The European Union has proposed a four-year financial assistance package for Ukraine worth fifty billion euros, according to EU Commission President Ursula von der Leyen.


“The European Commission wants member states to cough up fifty billion euros to bankroll the Ukrainian government, so it can pay wages and pensions, and commence reconstruction projects, sources cited by Bloomberg have said.


The terms of the proposed bailout are subject to change pending an official announcement on Tuesday, the outlet reported on Tuesday. The package will be financed by direct contributions from member states, as opposed to borrowing from the market.


The aid will be provided in the form of grants, concessional loans and guarantees rather than some ‘burdensome reconstruction instrument’, the outlet said, adding that the money would be provided between 2024 and 2027.


The Ukrainian budget has been receiving cash injections from Western sponsors to keep it running.


The U.S. alone provided $26.4 billion in budgetary aid between January of 2022 and February of 2023, according to the Council on Foreign Relations think tank. The aid package announced by the U.S. Agency for International Development (USAID) on February 24th was worth $9.9 billion.


Critics of the policy have claimed Ukraine has a lengthy record of grafting and argued that the money could have been spent by Western nations at home to solve their own immediate problems. Bloomberg sources suggested that the EU funding would be made conditional on Kiev delivering reforms ‘to improve the rule of law and address corruption’.
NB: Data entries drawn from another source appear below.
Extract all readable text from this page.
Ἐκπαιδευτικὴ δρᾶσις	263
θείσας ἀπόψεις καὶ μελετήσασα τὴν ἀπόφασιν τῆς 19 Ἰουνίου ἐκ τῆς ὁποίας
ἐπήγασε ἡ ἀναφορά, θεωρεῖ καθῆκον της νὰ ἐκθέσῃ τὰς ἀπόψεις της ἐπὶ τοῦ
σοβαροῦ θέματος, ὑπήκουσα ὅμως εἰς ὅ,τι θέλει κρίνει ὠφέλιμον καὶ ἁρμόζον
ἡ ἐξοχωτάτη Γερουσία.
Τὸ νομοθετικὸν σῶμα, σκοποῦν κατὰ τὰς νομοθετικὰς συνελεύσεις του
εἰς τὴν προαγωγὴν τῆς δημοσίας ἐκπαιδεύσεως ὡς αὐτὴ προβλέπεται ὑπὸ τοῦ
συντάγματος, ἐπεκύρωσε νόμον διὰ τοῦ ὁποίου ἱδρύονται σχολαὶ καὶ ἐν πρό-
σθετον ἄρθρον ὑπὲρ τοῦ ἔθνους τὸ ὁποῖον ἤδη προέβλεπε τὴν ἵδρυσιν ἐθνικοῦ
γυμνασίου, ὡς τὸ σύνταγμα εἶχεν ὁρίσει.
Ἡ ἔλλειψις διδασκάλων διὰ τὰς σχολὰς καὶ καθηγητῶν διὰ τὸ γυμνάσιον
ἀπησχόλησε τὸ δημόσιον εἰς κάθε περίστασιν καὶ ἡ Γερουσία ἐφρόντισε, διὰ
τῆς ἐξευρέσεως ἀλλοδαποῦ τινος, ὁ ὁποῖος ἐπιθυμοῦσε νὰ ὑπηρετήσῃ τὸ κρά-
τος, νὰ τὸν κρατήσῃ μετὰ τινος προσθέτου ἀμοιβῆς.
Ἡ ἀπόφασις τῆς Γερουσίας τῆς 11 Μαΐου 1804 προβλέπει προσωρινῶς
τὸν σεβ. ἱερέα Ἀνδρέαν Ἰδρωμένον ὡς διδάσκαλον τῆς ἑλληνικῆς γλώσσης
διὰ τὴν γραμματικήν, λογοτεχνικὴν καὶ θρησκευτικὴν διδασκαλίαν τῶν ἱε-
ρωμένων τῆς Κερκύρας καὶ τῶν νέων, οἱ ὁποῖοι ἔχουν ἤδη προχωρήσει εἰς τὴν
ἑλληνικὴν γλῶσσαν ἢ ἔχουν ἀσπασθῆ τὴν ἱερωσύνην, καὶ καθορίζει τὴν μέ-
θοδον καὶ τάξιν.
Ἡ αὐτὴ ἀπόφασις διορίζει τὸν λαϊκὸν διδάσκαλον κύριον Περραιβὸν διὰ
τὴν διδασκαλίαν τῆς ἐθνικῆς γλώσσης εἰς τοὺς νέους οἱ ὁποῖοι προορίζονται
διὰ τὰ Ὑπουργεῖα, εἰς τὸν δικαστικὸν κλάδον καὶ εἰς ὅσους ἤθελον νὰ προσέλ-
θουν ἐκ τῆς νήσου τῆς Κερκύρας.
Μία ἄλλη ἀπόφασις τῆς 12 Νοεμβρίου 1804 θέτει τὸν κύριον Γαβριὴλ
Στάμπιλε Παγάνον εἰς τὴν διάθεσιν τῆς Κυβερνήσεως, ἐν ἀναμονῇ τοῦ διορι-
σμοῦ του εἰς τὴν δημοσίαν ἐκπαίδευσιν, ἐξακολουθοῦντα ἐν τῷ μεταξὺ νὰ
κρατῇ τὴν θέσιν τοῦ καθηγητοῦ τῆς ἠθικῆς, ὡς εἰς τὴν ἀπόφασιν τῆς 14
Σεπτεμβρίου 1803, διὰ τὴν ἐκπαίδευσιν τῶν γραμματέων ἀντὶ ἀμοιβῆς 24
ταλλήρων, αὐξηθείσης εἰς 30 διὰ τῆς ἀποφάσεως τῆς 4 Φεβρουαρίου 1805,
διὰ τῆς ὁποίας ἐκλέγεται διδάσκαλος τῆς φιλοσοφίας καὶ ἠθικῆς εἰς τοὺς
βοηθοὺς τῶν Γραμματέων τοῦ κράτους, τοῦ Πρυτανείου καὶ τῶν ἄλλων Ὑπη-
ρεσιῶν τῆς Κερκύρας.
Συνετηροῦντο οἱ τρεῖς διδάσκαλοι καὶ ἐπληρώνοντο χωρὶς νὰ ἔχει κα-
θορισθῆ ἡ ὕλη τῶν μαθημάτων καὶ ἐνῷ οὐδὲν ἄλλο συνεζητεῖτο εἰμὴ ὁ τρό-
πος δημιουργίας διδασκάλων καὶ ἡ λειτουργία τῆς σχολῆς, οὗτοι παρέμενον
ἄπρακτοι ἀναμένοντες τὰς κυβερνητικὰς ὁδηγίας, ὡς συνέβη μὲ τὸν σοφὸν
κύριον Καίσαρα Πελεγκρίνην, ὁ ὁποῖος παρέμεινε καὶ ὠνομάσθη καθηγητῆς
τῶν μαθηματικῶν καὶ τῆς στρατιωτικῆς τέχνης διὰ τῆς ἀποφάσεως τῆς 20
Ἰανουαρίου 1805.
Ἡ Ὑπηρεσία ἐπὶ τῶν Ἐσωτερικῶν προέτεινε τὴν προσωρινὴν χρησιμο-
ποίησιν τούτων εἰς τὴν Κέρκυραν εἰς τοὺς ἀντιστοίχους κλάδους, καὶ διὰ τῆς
The European Commission is set to publish a report this week about Kiev’s effort, which will state that it has met two of the seven conditions to start membership negotiations. The milestones reportedly relate to judicial reform and media regulation”. -RT



The EU and member states have already approved almost thirty-eight billion euros of economic assistance for Ukraine since the war began.


Despite the European Union not being actively involved in the Ukrainian fighting, European taxpayers’ money will ultimately pay for Ukrainian pensions and the wages of government employees.


And, in an ironic turn of events, the European Union has been looking at options to use frozen assets, including from Russia’s central bank.